— Trzeba było ich uspokoić, że ukąszenie falangi nie jest śmiertelne.
— Powiadają, że ona zaraża trupim jadem.
— Mało co opowiadają... Cała inscenizacja wyraźnie jest obliczona na to, aby przestraszyć amerykan azjatyckiemi okropnościami. To jest bardziej przekonywujące od kartek. Przytem — maksimum efektu z minimalnemi środkami. Falang jest u nas do licha! Przyjezdni boją się ich, jak ognia, — nasłuchali się przed swym wyjazdem różnych bajek... Wogóle, jeśli powtórzy się coś podobnego, niech pani nie zapomni dać mi znać.

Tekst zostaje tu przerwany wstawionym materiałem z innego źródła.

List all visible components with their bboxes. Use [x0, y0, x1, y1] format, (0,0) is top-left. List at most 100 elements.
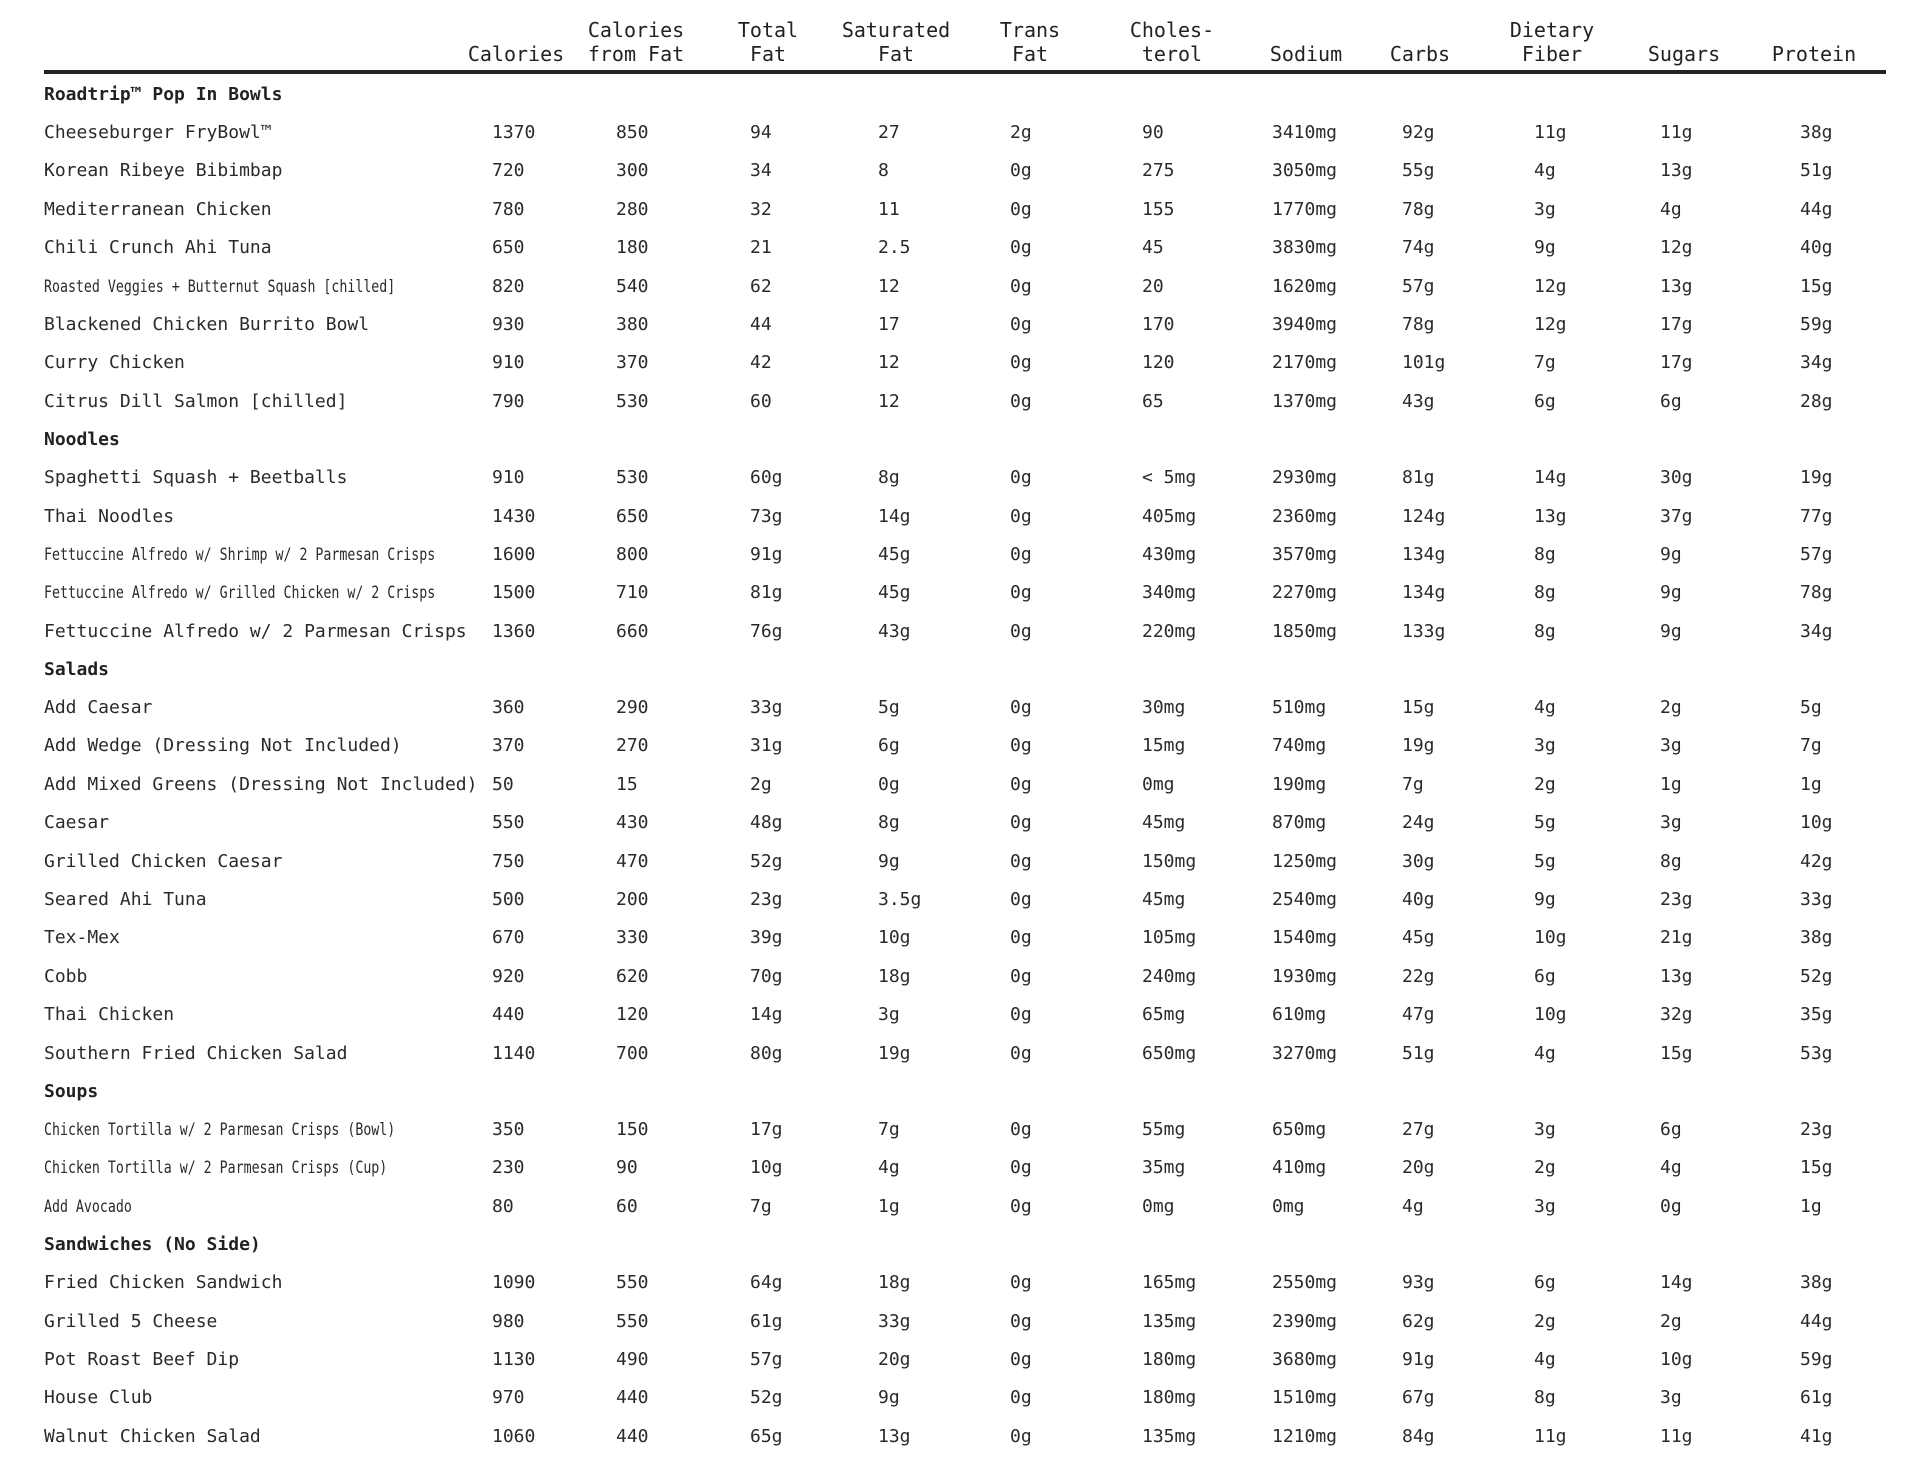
value-cell: 23g	[1660, 889, 1693, 911]
value-cell: 8g	[1660, 850, 1682, 872]
value-cell: 710	[616, 582, 649, 604]
value-cell: 76g	[750, 620, 783, 642]
value-cell: 0g	[1010, 390, 1032, 412]
item-name: Southern Fried Chicken Salad	[44, 1042, 348, 1064]
value-cell: 3940mg	[1272, 313, 1338, 335]
value-cell: 740mg	[1272, 735, 1327, 757]
column-header: Sodium	[1269, 42, 1343, 66]
value-cell: 38g	[1800, 1272, 1833, 1294]
value-cell: 2g	[1010, 122, 1032, 143]
value-cell: 6g	[1534, 1272, 1556, 1294]
value-cell: 0g	[1010, 620, 1032, 642]
value-cell: 1620mg	[1272, 275, 1338, 297]
value-cell: 2170mg	[1272, 352, 1338, 374]
value-cell: 135mg	[1142, 1425, 1197, 1447]
value-cell: 67g	[1402, 1387, 1435, 1409]
value-cell: 28g	[1800, 390, 1833, 412]
value-cell: 60	[750, 390, 772, 412]
value-cell: 21	[750, 237, 772, 259]
value-cell: 10g	[1534, 927, 1567, 949]
section-title: Salads	[44, 659, 110, 681]
table-row: Curry Chicken 910 370 42 12 0g 120 2170mg 101g 7g…	[44, 344, 1886, 382]
value-cell: 45g	[1402, 927, 1435, 949]
value-cell: 620	[616, 965, 649, 987]
value-cell: 360	[492, 697, 525, 719]
value-cell: 1130	[492, 1348, 536, 1370]
value-cell: 670	[492, 927, 525, 949]
value-cell: 4g	[1534, 1042, 1556, 1064]
value-cell: 19g	[878, 1042, 911, 1064]
value-cell: 2g	[1534, 773, 1556, 795]
value-cell: 2540mg	[1272, 889, 1338, 911]
value-cell: 57g	[1800, 543, 1833, 565]
value-cell: 0g	[1010, 1195, 1032, 1217]
value-cell: 42g	[1800, 850, 1833, 872]
table-row: Fettuccine Alfredo w/ Grilled Chicken w/…	[44, 574, 1886, 612]
table-row: Seared Ahi Tuna 500 200 23g 3.5g 0g 45mg 2540mg…	[44, 881, 1886, 919]
value-cell: 0g	[1660, 1195, 1682, 1217]
value-cell: 430mg	[1142, 543, 1197, 565]
value-cell: 1540mg	[1272, 927, 1338, 949]
value-cell: 62g	[1402, 1310, 1435, 1332]
value-cell: 0g	[1010, 735, 1032, 757]
value-cell: 280	[616, 198, 649, 220]
value-cell: 270	[616, 735, 649, 757]
value-cell: 4g	[1402, 1195, 1424, 1217]
value-cell: 133g	[1402, 620, 1446, 642]
table-row: Chicken Tortilla w/ 2 Parmesan Crisps (C…	[44, 1149, 1886, 1187]
value-cell: 13g	[1660, 965, 1693, 987]
value-cell: 405mg	[1142, 505, 1197, 527]
value-cell: 230	[492, 1157, 525, 1179]
value-cell: 17g	[750, 1118, 783, 1140]
value-cell: 5g	[1534, 812, 1556, 834]
value-cell: 1600	[492, 543, 536, 565]
value-cell: 190mg	[1272, 773, 1327, 795]
value-cell: 23g	[1800, 1118, 1833, 1140]
table-row: Caesar 550 430 48g 8g 0g 45mg 870mg 24g 5g 3g 10g	[44, 804, 1886, 842]
item-name: Chili Crunch Ahi Tuna	[44, 237, 272, 259]
value-cell: 70g	[750, 965, 783, 987]
value-cell: 59g	[1800, 313, 1833, 335]
value-cell: 3570mg	[1272, 543, 1338, 565]
value-cell: 370	[492, 735, 525, 757]
value-cell: 1250mg	[1272, 850, 1338, 872]
value-cell: 48g	[750, 812, 783, 834]
value-cell: 2550mg	[1272, 1272, 1338, 1294]
value-cell: 17g	[1660, 352, 1693, 374]
value-cell: 13g	[1660, 275, 1693, 297]
value-cell: 80	[492, 1195, 514, 1217]
value-cell: 22g	[1402, 965, 1435, 987]
value-cell: 55mg	[1142, 1118, 1186, 1140]
table-row: Fettuccine Alfredo w/ Shrimp w/ 2 Parmes…	[44, 536, 1886, 574]
value-cell: 15g	[1402, 697, 1435, 719]
value-cell: 84g	[1402, 1425, 1435, 1447]
value-cell: 180mg	[1142, 1387, 1197, 1409]
table-row: Add Avocado 80 60 7g 1g 0g 0mg 0mg 4g 3g 0g 1g	[44, 1188, 1886, 1226]
value-cell: 8g	[878, 467, 900, 489]
value-cell: 31g	[750, 735, 783, 757]
value-cell: 21g	[1660, 927, 1693, 949]
value-cell: 9g	[1534, 237, 1556, 259]
value-cell: 1770mg	[1272, 198, 1338, 220]
value-cell: 44g	[1800, 1310, 1833, 1332]
table-row: Spaghetti Squash + Beetballs 910 530 60g 8g 0…	[44, 459, 1886, 497]
column-header: Dietary Fiber	[1509, 18, 1595, 66]
item-name: Blackened Chicken Burrito Bowl	[44, 313, 370, 335]
item-name: Curry Chicken	[44, 352, 185, 374]
value-cell: 61g	[750, 1310, 783, 1332]
value-cell: 9g	[878, 1387, 900, 1409]
value-cell: 0g	[878, 773, 900, 795]
value-cell: 3410mg	[1272, 122, 1338, 143]
value-cell: 490	[616, 1348, 649, 1370]
value-cell: 44g	[1800, 198, 1833, 220]
item-name: Pot Roast Beef Dip	[44, 1348, 240, 1370]
value-cell: 0mg	[1142, 1195, 1175, 1217]
table-header: Calories Calories from Fat Total Fat Satura…	[44, 0, 1886, 74]
item-name: Spaghetti Squash + Beetballs	[44, 467, 348, 489]
value-cell: 3g	[1534, 735, 1556, 757]
value-cell: 3g	[878, 1004, 900, 1026]
value-cell: 1370	[492, 122, 536, 143]
value-cell: 3g	[1534, 198, 1556, 220]
value-cell: 4g	[1534, 1348, 1556, 1370]
value-cell: 13g	[1534, 505, 1567, 527]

— Towarzyszu Komarenko, nie wolno, by coś podobnego miało się powtórzyć. Jeżeli amerykanie zapakują się i wyjadą, rozumie pan sam, jaki wyniknie skandal. Jeden już wyjechał. Należy przedsięwziąć kroki, żeby coś podobnego nie miało więcej miejsca...
— A pani niech się nie przejmuje, — przerwał pełnomocnik, odkładając spowrotem falangi do pudełka.
— Ja się nie przejmuję, chciałam tylko wiedzieć, czy zostało coś uczynione dla wynalezienia autora tych anonimowych kartek. Byłoby bardzo pożądane zakomunikować im, że znaleziono już ślad.
Pełnomocnik podniósł na Połozową dobre swe oczy.
— Zrobione towarzyszko Połozowa, proszę być spokojna. A amerykanom, naturalnie, nie należy nic mówić: ani to, że pani tu była, ani to, cośmy tu mówili.
Strona:Bruno Jasieński - Człowiek zmienia skórę.djvu/221
Ta strona została uwierzytelniona.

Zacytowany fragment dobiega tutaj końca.